Von Jens-Christian Rabe

Die deutsche Rap-Szene ringt mit den dunklen Seiten ihres Erfolgs. Während der Frankfurter Ausgabe der populären Battle-Rap-Veranstaltung "Toptier Takeover" stand, wie erst in der vergangenen Woche anhand von Youtube-Videos der Show bemerkt wurde, im Februar völlig unbeanstandet ein Fotograf mit einem T-Shirt auf der Bühne, auf dem groß das verbotene schwarze Banner zu sehen war, das islamistische Terrororganisationen wie al-Qaida oder der "Islamische Staat" als Logo benutzen. Besonders bitter ist das, weil "Toptier Takeover" nicht nur knapp eine halbe Million Youtube-Abonnenten und fast 150 Millionen Views hat, sondern auch die Nachfolge-Veranstaltung von "Rap am Mittwoch" ist. "Rap am Mittwoch" war die extrem erfolgreiche Battle-Rap-Reihe, die ihr Erfinder, der jüdischstämmige Berliner Rapper Jonathan Kalmanovich alias Ben Salomo, im vergangenen Jahr abgab, weil ihm der Antisemitismus, dem er in der Szene begegnete, einfach zu viel wurde.

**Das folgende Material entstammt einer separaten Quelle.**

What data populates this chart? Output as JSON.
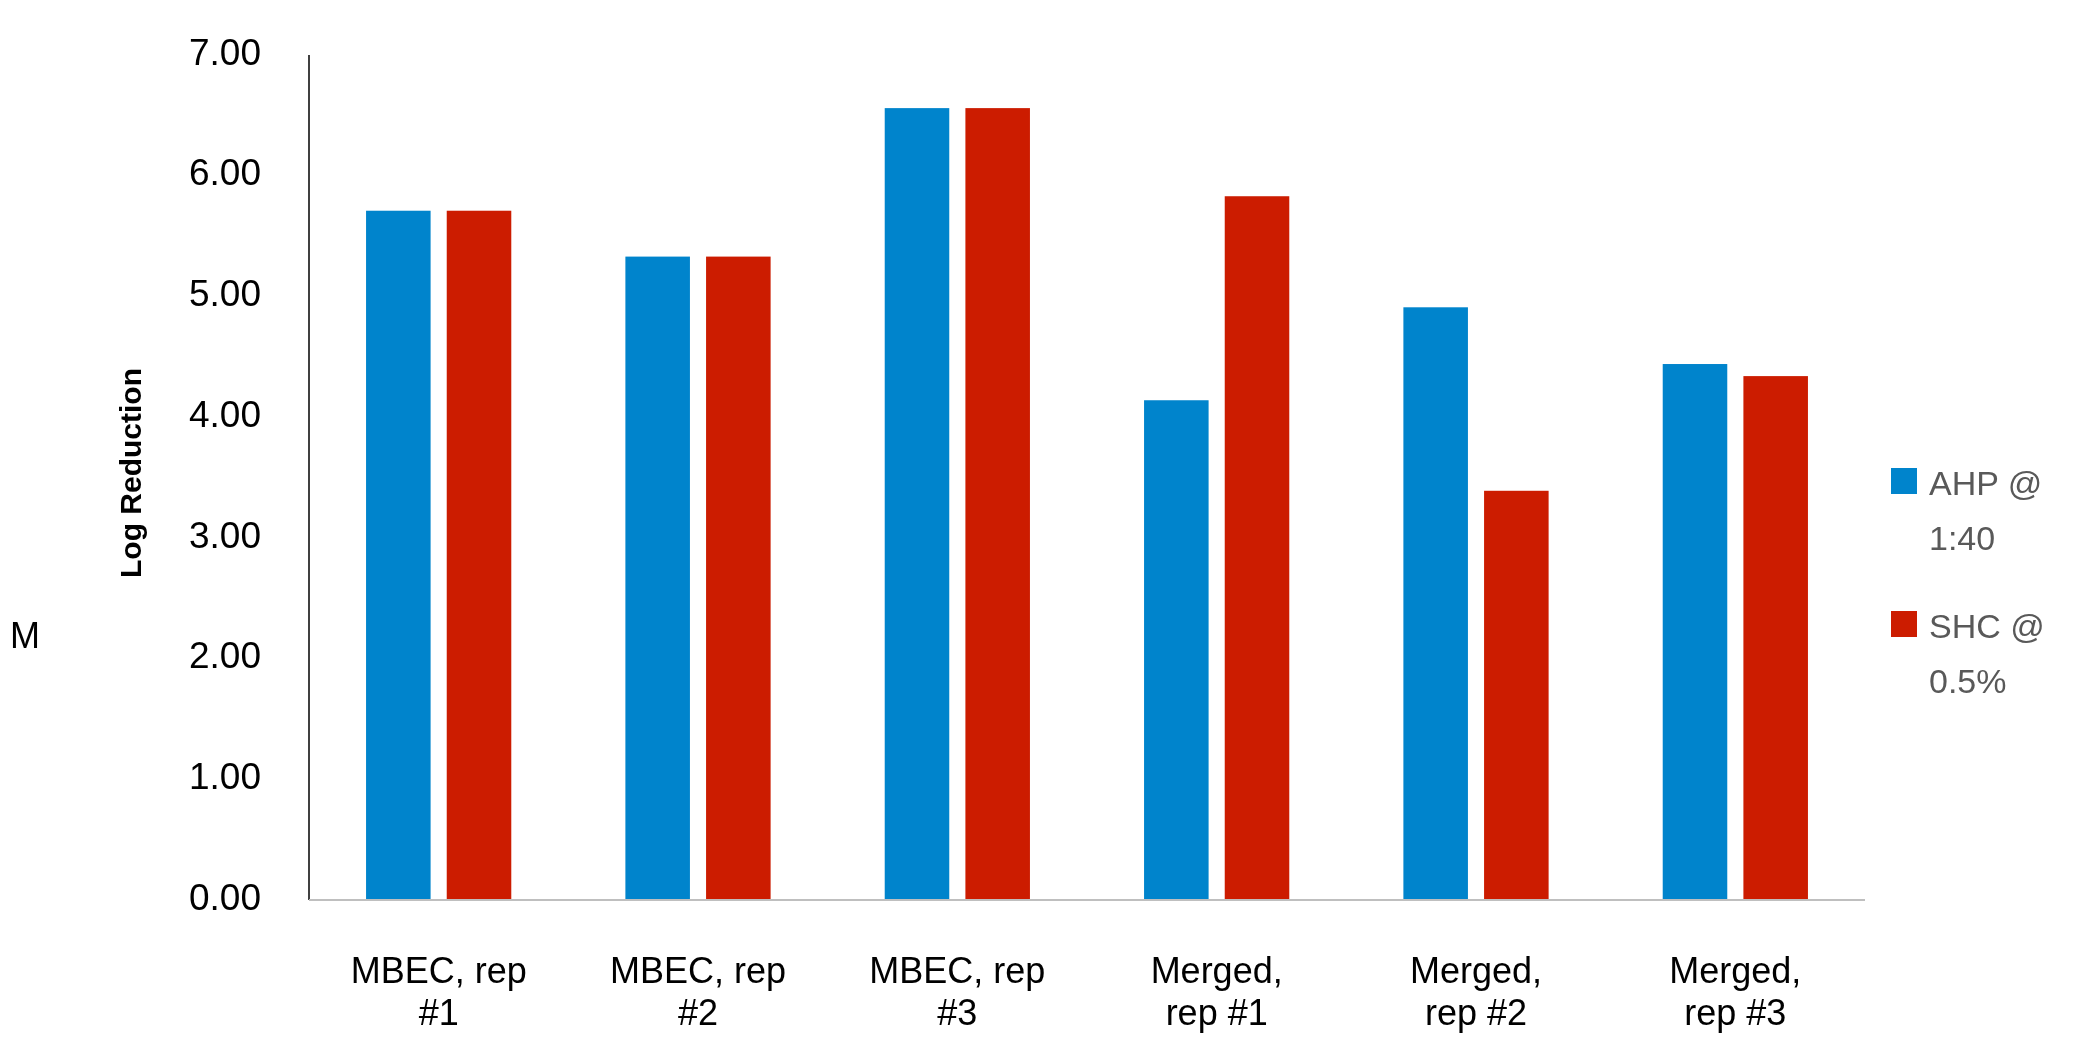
{
  "chart_data": {
    "type": "bar",
    "ylabel": "Log Reduction",
    "categories": [
      "MBEC, rep #1",
      "MBEC, rep #2",
      "MBEC, rep #3",
      "Merged, rep #1",
      "Merged, rep #2",
      "Merged, rep #3"
    ],
    "series": [
      {
        "name": "AHP @ 1:40",
        "color": "#0084cc",
        "values": [
          5.71,
          5.33,
          6.56,
          4.14,
          4.91,
          4.44
        ]
      },
      {
        "name": "SHC @ 0.5%",
        "color": "#cc1c00",
        "values": [
          5.71,
          5.33,
          6.56,
          5.83,
          3.39,
          4.34
        ]
      }
    ],
    "ylim": [
      0,
      7
    ],
    "yticks": [
      {
        "value": 0,
        "label": "0.00"
      },
      {
        "value": 1,
        "label": "1.00"
      },
      {
        "value": 2,
        "label": "2.00"
      },
      {
        "value": 3,
        "label": "3.00"
      },
      {
        "value": 4,
        "label": "4.00"
      },
      {
        "value": 5,
        "label": "5.00"
      },
      {
        "value": 6,
        "label": "6.00"
      },
      {
        "value": 7,
        "label": "7.00"
      }
    ],
    "grid": false,
    "legend": "right",
    "annotations": [
      "M"
    ]
  }
}
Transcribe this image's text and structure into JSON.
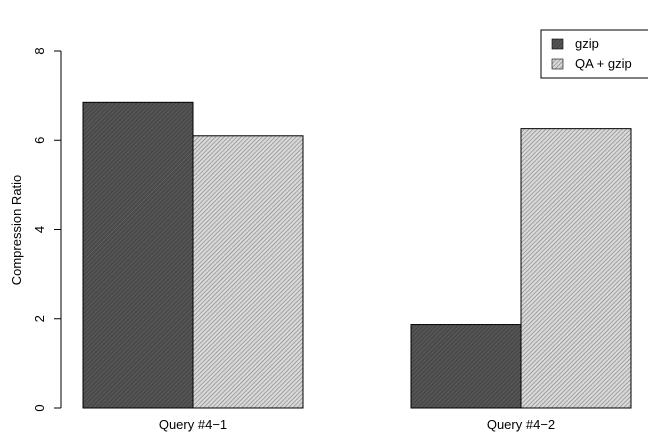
{
  "chart_data": {
    "type": "bar",
    "ylabel": "Compression Ratio",
    "ylim": [
      0,
      8
    ],
    "yticks": [
      "0",
      "2",
      "4",
      "6",
      "8"
    ],
    "categories": [
      "Query #4−1",
      "Query #4−2"
    ],
    "series": [
      {
        "name": "gzip",
        "values": [
          6.85,
          1.87
        ],
        "pattern": "dense-diagonal-hatch",
        "color": "#4d4d4d"
      },
      {
        "name": "QA + gzip",
        "values": [
          6.1,
          6.26
        ],
        "pattern": "fine-diagonal-hatch",
        "color": "#bdbdbd"
      }
    ],
    "legend": {
      "position": "top-right",
      "items": [
        "gzip",
        "QA + gzip"
      ]
    },
    "grid": false
  }
}
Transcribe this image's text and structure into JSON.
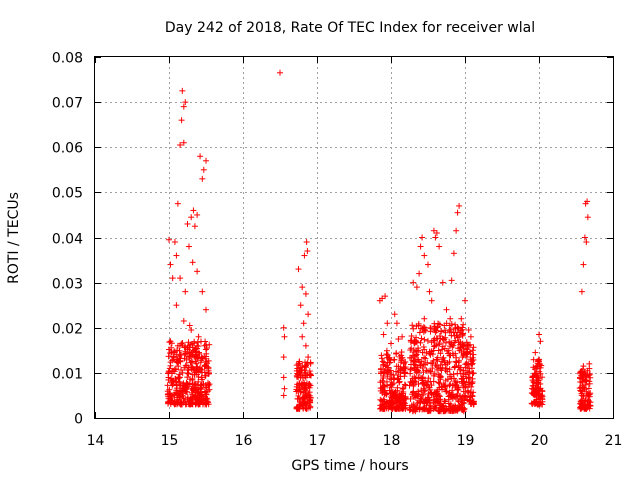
{
  "chart_data": {
    "type": "scatter",
    "title": "Day 242 of 2018, Rate Of TEC Index for receiver wlal",
    "xlabel": "GPS time / hours",
    "ylabel": "ROTI / TECUs",
    "xlim": [
      14,
      21
    ],
    "ylim": [
      0,
      0.08
    ],
    "x_ticks": [
      "14",
      "15",
      "16",
      "17",
      "18",
      "19",
      "20",
      "21"
    ],
    "y_ticks": [
      "0",
      "0.01",
      "0.02",
      "0.03",
      "0.04",
      "0.05",
      "0.06",
      "0.07",
      "0.08"
    ],
    "grid": true,
    "marker": "+",
    "color": "#ff0000",
    "series": [
      {
        "name": "ROTI",
        "points": [
          [
            15.0,
            0.0395
          ],
          [
            15.02,
            0.034
          ],
          [
            15.05,
            0.031
          ],
          [
            15.08,
            0.039
          ],
          [
            15.1,
            0.036
          ],
          [
            15.12,
            0.0475
          ],
          [
            15.15,
            0.0605
          ],
          [
            15.17,
            0.066
          ],
          [
            15.18,
            0.0725
          ],
          [
            15.2,
            0.069
          ],
          [
            15.22,
            0.07
          ],
          [
            15.2,
            0.061
          ],
          [
            15.25,
            0.043
          ],
          [
            15.27,
            0.038
          ],
          [
            15.3,
            0.0445
          ],
          [
            15.33,
            0.046
          ],
          [
            15.35,
            0.0425
          ],
          [
            15.38,
            0.045
          ],
          [
            15.42,
            0.058
          ],
          [
            15.45,
            0.053
          ],
          [
            15.47,
            0.055
          ],
          [
            15.5,
            0.057
          ],
          [
            15.1,
            0.025
          ],
          [
            15.15,
            0.031
          ],
          [
            15.22,
            0.028
          ],
          [
            15.28,
            0.0205
          ],
          [
            15.32,
            0.0345
          ],
          [
            15.38,
            0.0325
          ],
          [
            15.45,
            0.028
          ],
          [
            15.5,
            0.024
          ],
          [
            15.2,
            0.0215
          ],
          [
            15.3,
            0.0195
          ],
          [
            15.4,
            0.018
          ],
          [
            15.02,
            0.017
          ],
          [
            15.12,
            0.016
          ],
          [
            15.25,
            0.0155
          ],
          [
            15.48,
            0.016
          ],
          [
            16.5,
            0.0765
          ],
          [
            16.55,
            0.02
          ],
          [
            16.56,
            0.018
          ],
          [
            16.55,
            0.0135
          ],
          [
            16.55,
            0.009
          ],
          [
            16.56,
            0.0065
          ],
          [
            16.55,
            0.005
          ],
          [
            16.75,
            0.033
          ],
          [
            16.8,
            0.029
          ],
          [
            16.83,
            0.036
          ],
          [
            16.86,
            0.039
          ],
          [
            16.87,
            0.037
          ],
          [
            16.85,
            0.0275
          ],
          [
            16.88,
            0.023
          ],
          [
            16.82,
            0.021
          ],
          [
            16.78,
            0.025
          ],
          [
            16.8,
            0.018
          ],
          [
            16.85,
            0.016
          ],
          [
            16.88,
            0.0135
          ],
          [
            16.75,
            0.012
          ],
          [
            16.9,
            0.0095
          ],
          [
            17.85,
            0.026
          ],
          [
            17.88,
            0.0265
          ],
          [
            17.92,
            0.027
          ],
          [
            17.95,
            0.021
          ],
          [
            17.9,
            0.0185
          ],
          [
            18.0,
            0.0165
          ],
          [
            18.05,
            0.023
          ],
          [
            18.08,
            0.021
          ],
          [
            18.1,
            0.0175
          ],
          [
            18.15,
            0.018
          ],
          [
            18.3,
            0.03
          ],
          [
            18.35,
            0.029
          ],
          [
            18.38,
            0.032
          ],
          [
            18.4,
            0.038
          ],
          [
            18.42,
            0.04
          ],
          [
            18.45,
            0.036
          ],
          [
            18.5,
            0.034
          ],
          [
            18.52,
            0.028
          ],
          [
            18.55,
            0.026
          ],
          [
            18.58,
            0.0415
          ],
          [
            18.6,
            0.04
          ],
          [
            18.62,
            0.041
          ],
          [
            18.65,
            0.038
          ],
          [
            18.7,
            0.03
          ],
          [
            18.75,
            0.024
          ],
          [
            18.8,
            0.022
          ],
          [
            18.82,
            0.0305
          ],
          [
            18.85,
            0.0365
          ],
          [
            18.88,
            0.0415
          ],
          [
            18.9,
            0.0455
          ],
          [
            18.92,
            0.047
          ],
          [
            18.95,
            0.022
          ],
          [
            19.0,
            0.026
          ],
          [
            19.05,
            0.0195
          ],
          [
            19.08,
            0.018
          ],
          [
            18.45,
            0.022
          ],
          [
            18.6,
            0.019
          ],
          [
            18.72,
            0.0205
          ],
          [
            19.95,
            0.0145
          ],
          [
            20.0,
            0.0185
          ],
          [
            20.02,
            0.017
          ],
          [
            20.0,
            0.013
          ],
          [
            20.58,
            0.028
          ],
          [
            20.6,
            0.034
          ],
          [
            20.62,
            0.04
          ],
          [
            20.63,
            0.0475
          ],
          [
            20.65,
            0.048
          ],
          [
            20.66,
            0.0445
          ],
          [
            20.64,
            0.039
          ],
          [
            20.6,
            0.0115
          ],
          [
            20.68,
            0.012
          ]
        ]
      }
    ],
    "dense_clusters": [
      {
        "x_range": [
          14.98,
          15.55
        ],
        "y_range": [
          0.003,
          0.017
        ]
      },
      {
        "x_range": [
          16.72,
          16.92
        ],
        "y_range": [
          0.002,
          0.013
        ]
      },
      {
        "x_range": [
          17.85,
          18.2
        ],
        "y_range": [
          0.002,
          0.015
        ]
      },
      {
        "x_range": [
          18.25,
          19.0
        ],
        "y_range": [
          0.0015,
          0.021
        ]
      },
      {
        "x_range": [
          19.0,
          19.12
        ],
        "y_range": [
          0.003,
          0.017
        ]
      },
      {
        "x_range": [
          19.9,
          20.05
        ],
        "y_range": [
          0.003,
          0.013
        ]
      },
      {
        "x_range": [
          20.55,
          20.7
        ],
        "y_range": [
          0.002,
          0.011
        ]
      }
    ]
  }
}
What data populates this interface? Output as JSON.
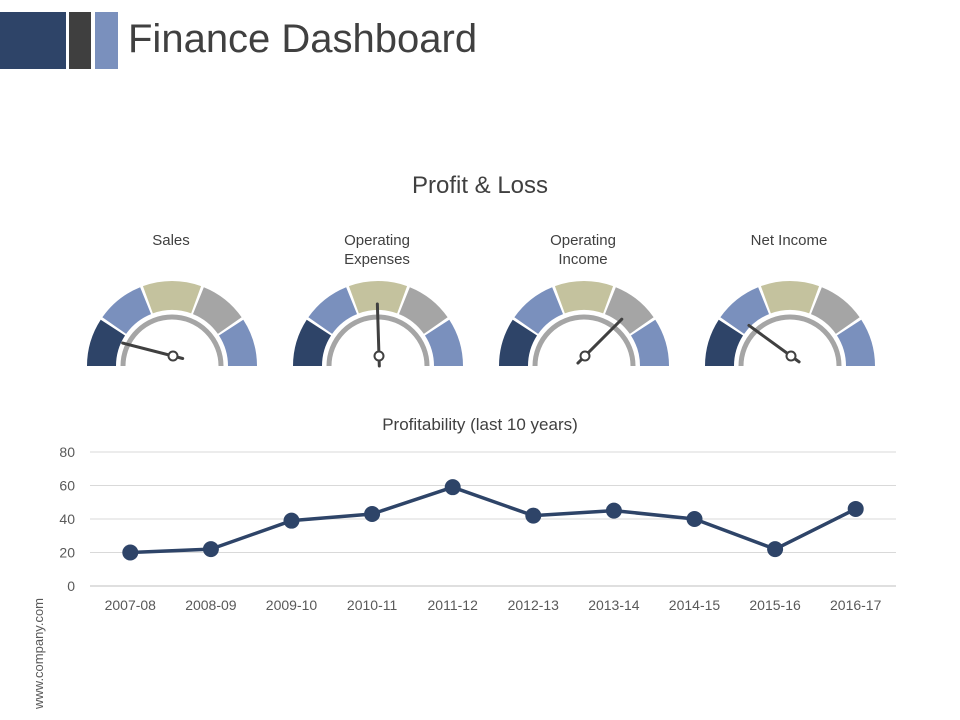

In seiner eben erschienenen Biografie "Ben Salomo bedeutet Sohn des Friedens" betont er wiederholt, dass deutscher Rap an sich keine antisemitische Musik sei, und schreibt doch auch, dass die deutsche Gesellschaft mit dem im Deutschrap verbreiteten Antisemitismus ein Problem hat, "das sie noch gar nicht richtig erfasst hat". Der Antisemitismus im Rap sei zwar nur ein Teil des viel größeren Problems des wachsenden Antisemitismus in der gesamten deutschen Gesellschaft, die Musik spiele aber "eine besondere Rolle" bei seiner Ausbreitung, weil ihr Publikum überwiegend männliche Jugendliche und junge Erwachsene sind.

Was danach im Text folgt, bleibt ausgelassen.